There are a couple of obvious questions about this, of course. The first one is whether we can know anything about the specific architecture needed to support this model, and the second is whether anyone is doing much to support the architecture. I’ve already noted the vendor progress toward the goal of network-as-a-service, the best current indicator for progress toward fully realizing disaggregation benefits, HERE. Now, let’s look at the specific things that would realize disaggregation potential.
The first thing you need in an architecture for this networking model is a fully abstracted forwarding plane with partition/slicing capability. You need a single language to control forwarding so that it’s easy to write forwarding-control applications for the separate control plane. You also need the ability to make a static assignment of some ports and trunks to a given application, or allow applications to share control of ports/trunks via a “mediator” function that resolves any conflicts. The “language” of forwarding at the top of this abstraction needs to be consistent, but it could resolve to different chip- or chassis-level languages below.
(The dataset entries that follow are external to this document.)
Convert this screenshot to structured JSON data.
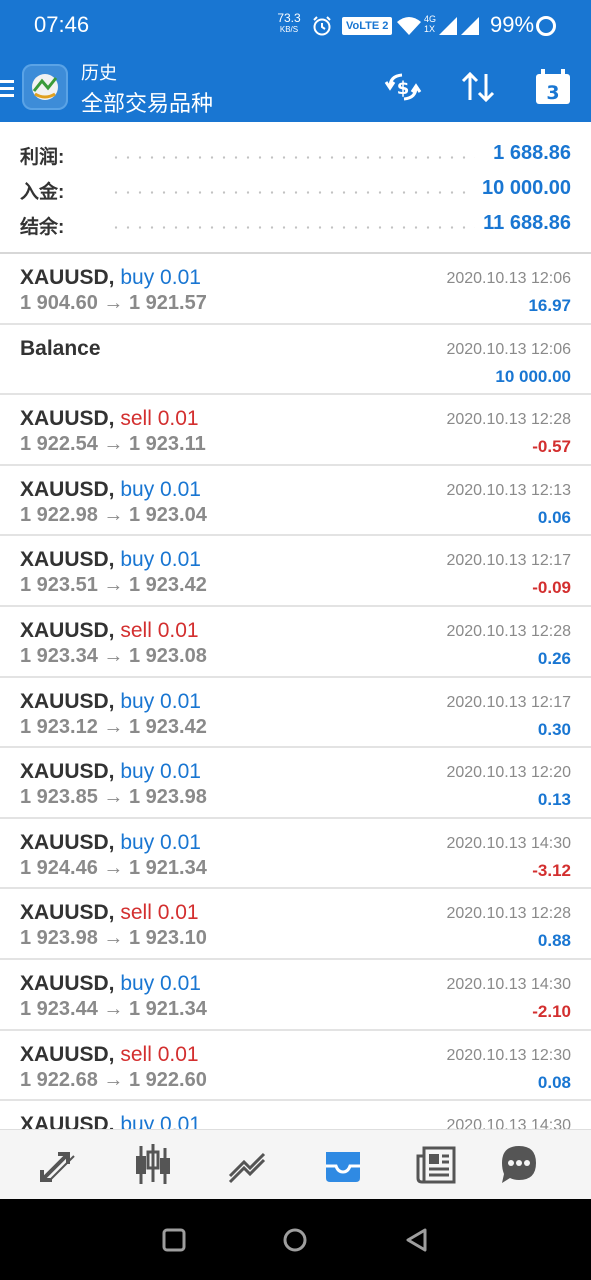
{
  "status_bar": {
    "time": "07:46",
    "net_speed_value": "73.3",
    "net_speed_unit": "KB/S",
    "volte_label": "VoLTE 2",
    "network_label_top": "4G",
    "network_label_bottom": "1X",
    "battery": "99%"
  },
  "app_bar": {
    "title": "历史",
    "subtitle": "全部交易品种",
    "calendar_day": "3",
    "accent_color": "#1976d2"
  },
  "summary": [
    {
      "label": "利润:",
      "value": "1 688.86"
    },
    {
      "label": "入金:",
      "value": "10 000.00"
    },
    {
      "label": "结余:",
      "value": "11 688.86"
    }
  ],
  "deals": [
    {
      "symbol": "XAUUSD,",
      "side": "buy 0.01",
      "side_type": "buy",
      "prices": "1 904.60 → 1 921.57",
      "time": "2020.10.13 12:06",
      "profit": "16.97",
      "profit_sign": "pos"
    },
    {
      "symbol": "Balance",
      "side": "",
      "side_type": "",
      "prices": "",
      "time": "2020.10.13 12:06",
      "profit": "10 000.00",
      "profit_sign": "pos"
    },
    {
      "symbol": "XAUUSD,",
      "side": "sell 0.01",
      "side_type": "sell",
      "prices": "1 922.54 → 1 923.11",
      "time": "2020.10.13 12:28",
      "profit": "-0.57",
      "profit_sign": "neg"
    },
    {
      "symbol": "XAUUSD,",
      "side": "buy 0.01",
      "side_type": "buy",
      "prices": "1 922.98 → 1 923.04",
      "time": "2020.10.13 12:13",
      "profit": "0.06",
      "profit_sign": "pos"
    },
    {
      "symbol": "XAUUSD,",
      "side": "buy 0.01",
      "side_type": "buy",
      "prices": "1 923.51 → 1 923.42",
      "time": "2020.10.13 12:17",
      "profit": "-0.09",
      "profit_sign": "neg"
    },
    {
      "symbol": "XAUUSD,",
      "side": "sell 0.01",
      "side_type": "sell",
      "prices": "1 923.34 → 1 923.08",
      "time": "2020.10.13 12:28",
      "profit": "0.26",
      "profit_sign": "pos"
    },
    {
      "symbol": "XAUUSD,",
      "side": "buy 0.01",
      "side_type": "buy",
      "prices": "1 923.12 → 1 923.42",
      "time": "2020.10.13 12:17",
      "profit": "0.30",
      "profit_sign": "pos"
    },
    {
      "symbol": "XAUUSD,",
      "side": "buy 0.01",
      "side_type": "buy",
      "prices": "1 923.85 → 1 923.98",
      "time": "2020.10.13 12:20",
      "profit": "0.13",
      "profit_sign": "pos"
    },
    {
      "symbol": "XAUUSD,",
      "side": "buy 0.01",
      "side_type": "buy",
      "prices": "1 924.46 → 1 921.34",
      "time": "2020.10.13 14:30",
      "profit": "-3.12",
      "profit_sign": "neg"
    },
    {
      "symbol": "XAUUSD,",
      "side": "sell 0.01",
      "side_type": "sell",
      "prices": "1 923.98 → 1 923.10",
      "time": "2020.10.13 12:28",
      "profit": "0.88",
      "profit_sign": "pos"
    },
    {
      "symbol": "XAUUSD,",
      "side": "buy 0.01",
      "side_type": "buy",
      "prices": "1 923.44 → 1 921.34",
      "time": "2020.10.13 14:30",
      "profit": "-2.10",
      "profit_sign": "neg"
    },
    {
      "symbol": "XAUUSD,",
      "side": "sell 0.01",
      "side_type": "sell",
      "prices": "1 922.68 → 1 922.60",
      "time": "2020.10.13 12:30",
      "profit": "0.08",
      "profit_sign": "pos"
    },
    {
      "symbol": "XAUUSD,",
      "side": "buy 0.01",
      "side_type": "buy",
      "prices": "",
      "time": "2020.10.13 14:30",
      "profit": "",
      "profit_sign": "pos"
    }
  ],
  "bottom_nav": [
    {
      "icon": "quotes-arrows-icon",
      "active": false
    },
    {
      "icon": "candlestick-chart-icon",
      "active": false
    },
    {
      "icon": "trade-line-icon",
      "active": false
    },
    {
      "icon": "history-inbox-icon",
      "active": true
    },
    {
      "icon": "news-icon",
      "active": false
    },
    {
      "icon": "chat-icon",
      "active": false
    }
  ],
  "colors": {
    "primary": "#1976d2",
    "sell": "#d32f2f",
    "nav_icon": "#555555"
  }
}
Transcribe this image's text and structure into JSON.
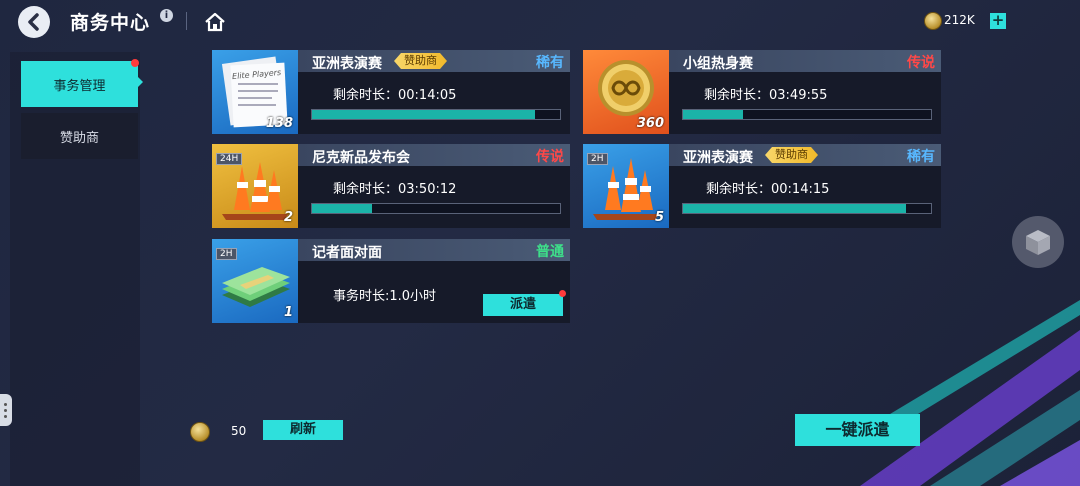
{
  "header": {
    "title": "商务中心",
    "currency_value": "212K"
  },
  "sidebar": {
    "items": [
      {
        "label": "事务管理",
        "active": true
      },
      {
        "label": "赞助商",
        "active": false
      }
    ]
  },
  "cards": [
    {
      "name": "亚洲表演赛",
      "badge": "赞助商",
      "rarity": "稀有",
      "timer": "剩余时长：00:14:05",
      "progress": 0.9,
      "count": "138",
      "thumb_label": "Elite Players"
    },
    {
      "name": "小组热身赛",
      "rarity": "传说",
      "timer": "剩余时长：03:49:55",
      "progress": 0.24,
      "count": "360"
    },
    {
      "name": "尼克新品发布会",
      "rarity": "传说",
      "timer": "剩余时长：03:50:12",
      "progress": 0.24,
      "count": "2",
      "tag": "24H"
    },
    {
      "name": "亚洲表演赛",
      "badge": "赞助商",
      "rarity": "稀有",
      "timer": "剩余时长：00:14:15",
      "progress": 0.9,
      "count": "5",
      "tag": "2H"
    },
    {
      "name": "记者面对面",
      "rarity": "普通",
      "timer": "事务时长:1.0小时",
      "count": "1",
      "tag": "2H",
      "button": "派遣"
    }
  ],
  "footer": {
    "refresh_cost": "50",
    "refresh_label": "刷新",
    "dispatch_all_label": "一键派遣"
  },
  "colors": {
    "accent": "#2ee0dc",
    "rare": "#58b8ff",
    "legend": "#ff4848",
    "normal": "#3ee08a",
    "progress": "#1bb3a8"
  }
}
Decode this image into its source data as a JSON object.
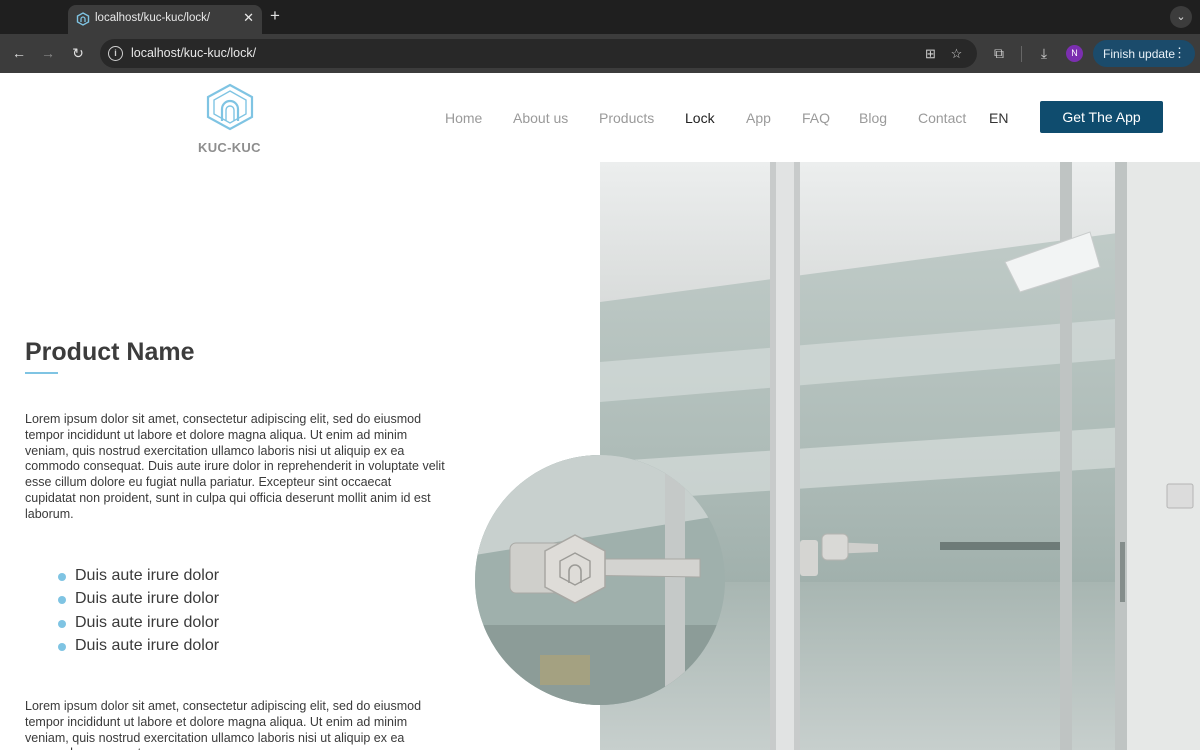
{
  "browser": {
    "tab_title": "localhost/kuc-kuc/lock/",
    "url": "localhost/kuc-kuc/lock/",
    "profile_initial": "N",
    "finish_update_label": "Finish update"
  },
  "site": {
    "logo_text": "KUC-KUC",
    "nav": [
      {
        "label": "Home"
      },
      {
        "label": "About us"
      },
      {
        "label": "Products"
      },
      {
        "label": "Lock"
      },
      {
        "label": "App"
      },
      {
        "label": "FAQ"
      },
      {
        "label": "Blog"
      },
      {
        "label": "Contact"
      }
    ],
    "active_nav": "Lock",
    "language": "EN",
    "cta_label": "Get The App"
  },
  "content": {
    "title": "Product Name",
    "paragraph1": "Lorem ipsum dolor sit amet, consectetur adipiscing elit, sed do eiusmod tempor incididunt ut labore et dolore magna aliqua. Ut enim ad minim veniam, quis nostrud exercitation ullamco laboris nisi ut aliquip ex ea commodo consequat. Duis aute irure dolor in reprehenderit in voluptate velit esse cillum dolore eu fugiat nulla pariatur. Excepteur sint occaecat cupidatat non proident, sunt in culpa qui officia deserunt mollit anim id est laborum.",
    "bullets": [
      "Duis aute irure dolor",
      "Duis aute irure dolor",
      "Duis aute irure dolor",
      "Duis aute irure dolor"
    ],
    "paragraph2": "Lorem ipsum dolor sit amet, consectetur adipiscing elit, sed do eiusmod tempor incididunt ut labore et dolore magna aliqua. Ut enim ad minim veniam, quis nostrud exercitation ullamco laboris nisi ut aliquip ex ea commodo consequat."
  },
  "colors": {
    "accent": "#7fc4e3",
    "cta": "#0f4c6e",
    "update_button": "#1b4b6b"
  }
}
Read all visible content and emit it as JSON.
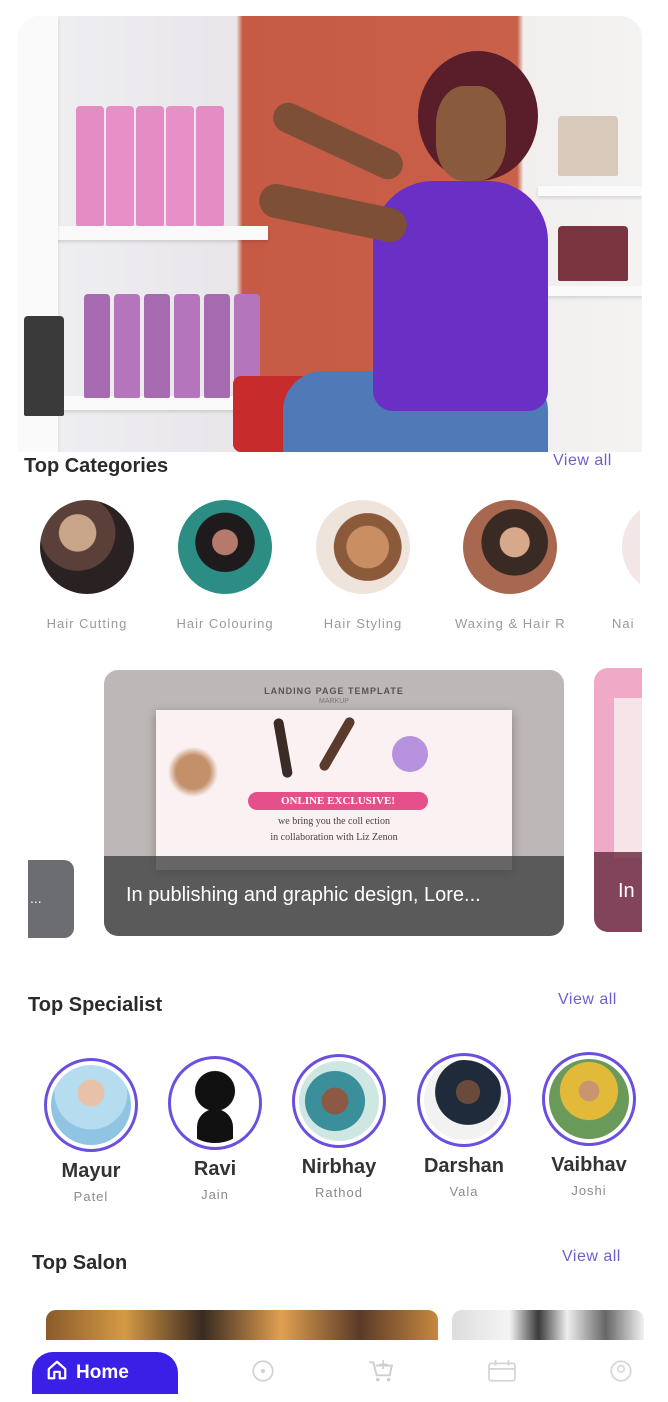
{
  "categories": {
    "title": "Top Categories",
    "view_all": "View all",
    "items": [
      {
        "label": "Hair Cutting"
      },
      {
        "label": "Hair Colouring"
      },
      {
        "label": "Hair Styling"
      },
      {
        "label": "Waxing & Hair R..."
      },
      {
        "label": "Nai"
      }
    ]
  },
  "banners": [
    {
      "caption": "..."
    },
    {
      "caption": "In publishing and graphic design, Lore...",
      "image_text": {
        "header": "LANDING PAGE TEMPLATE",
        "sub": "MARKUP",
        "badge": "ONLINE EXCLUSIVE!",
        "line1": "we bring you the coll ection",
        "line2": "in collaboration with Liz Zenon"
      }
    },
    {
      "caption": "In"
    }
  ],
  "specialists": {
    "title": "Top Specialist",
    "view_all": "View all",
    "items": [
      {
        "name": "Mayur",
        "surname": "Patel"
      },
      {
        "name": "Ravi",
        "surname": "Jain"
      },
      {
        "name": "Nirbhay",
        "surname": "Rathod"
      },
      {
        "name": "Darshan",
        "surname": "Vala"
      },
      {
        "name": "Vaibhav",
        "surname": "Joshi"
      }
    ]
  },
  "salons": {
    "title": "Top Salon",
    "view_all": "View all"
  },
  "nav": {
    "home_label": "Home",
    "icons": [
      "home-icon",
      "compass-icon",
      "cart-icon",
      "calendar-icon",
      "profile-icon"
    ]
  },
  "colors": {
    "accent": "#6a4fe0",
    "nav_active": "#3a1fe6",
    "view_all": "#6e5fd0"
  }
}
The second thing you need is a low-latency, high-availability, “service mesh” to link the control plane elements with each other, and with the forwarding plane. Separating the control plane creates a general risk of loss of control if the connection with the forwarding plane is lost. The problem of latency also creeps in, creating a risk of loss of context for control-plane decisions because of a lack of current state data from the control plane. There’s also an increased risk of collision of instructions created when there’s latency between control and forwarding. All these risks increase if the control plane is extended either geographically or functionally, meaning wider deployment or a larger number of higher-layer service features.
I’m putting the term “service mesh” in quotes here because it’s not clear just how much of a full-feature implementation of a service mesh would be necessary for this mission, and what the tradeoffs would be relative to latency. Traditional service meshes add considerable latency, and that might make them unsuitable for connecting control-plane elements with the forwarding plane, or each other.
The third thing needed is an authoritative, singular, model of the network or network domain. You can’t have multiple control planes creating their own images of the state of the network and have any hope of either efficient operation or control over collisions in commands. Think of this as “state-as-a-service”, something that any control-plane element can access to determine conditions. It’s likely that the same singular model would be used to mediate access to forwarding elements where shared access is provided.
The final thing we need is an intent-model-based framework for managing our virtual views of features and services. If you’re going to have a network whose virtual devices are set by aggregating any number of real elements and features, you need to have an elastic management vision. The key to that is to provide for a hierarchy of virtual devices, each of which composes the higher-level management view, and each of which conforms to its implicit or explicit SLA through internal management. This same capability would allow one management jurisdiction to do the “inside” management and another the “outside”.
NaaS figures into this because it’s a service-level representation of capabilities that could be derived from exploiting disaggregation. While I think all truly disaggregated networks would be NaaS-capable, not all NaaS solutions would derive from disaggregation. I think monolithic router vendors could deliver NaaS without disaggregating, for example. What this means is that disaggregation may have to be justified at each intermediate step, because it’s not the only way to a truly revolutionary service model future. The most interesting question for 2021 will be who might find a way to do that.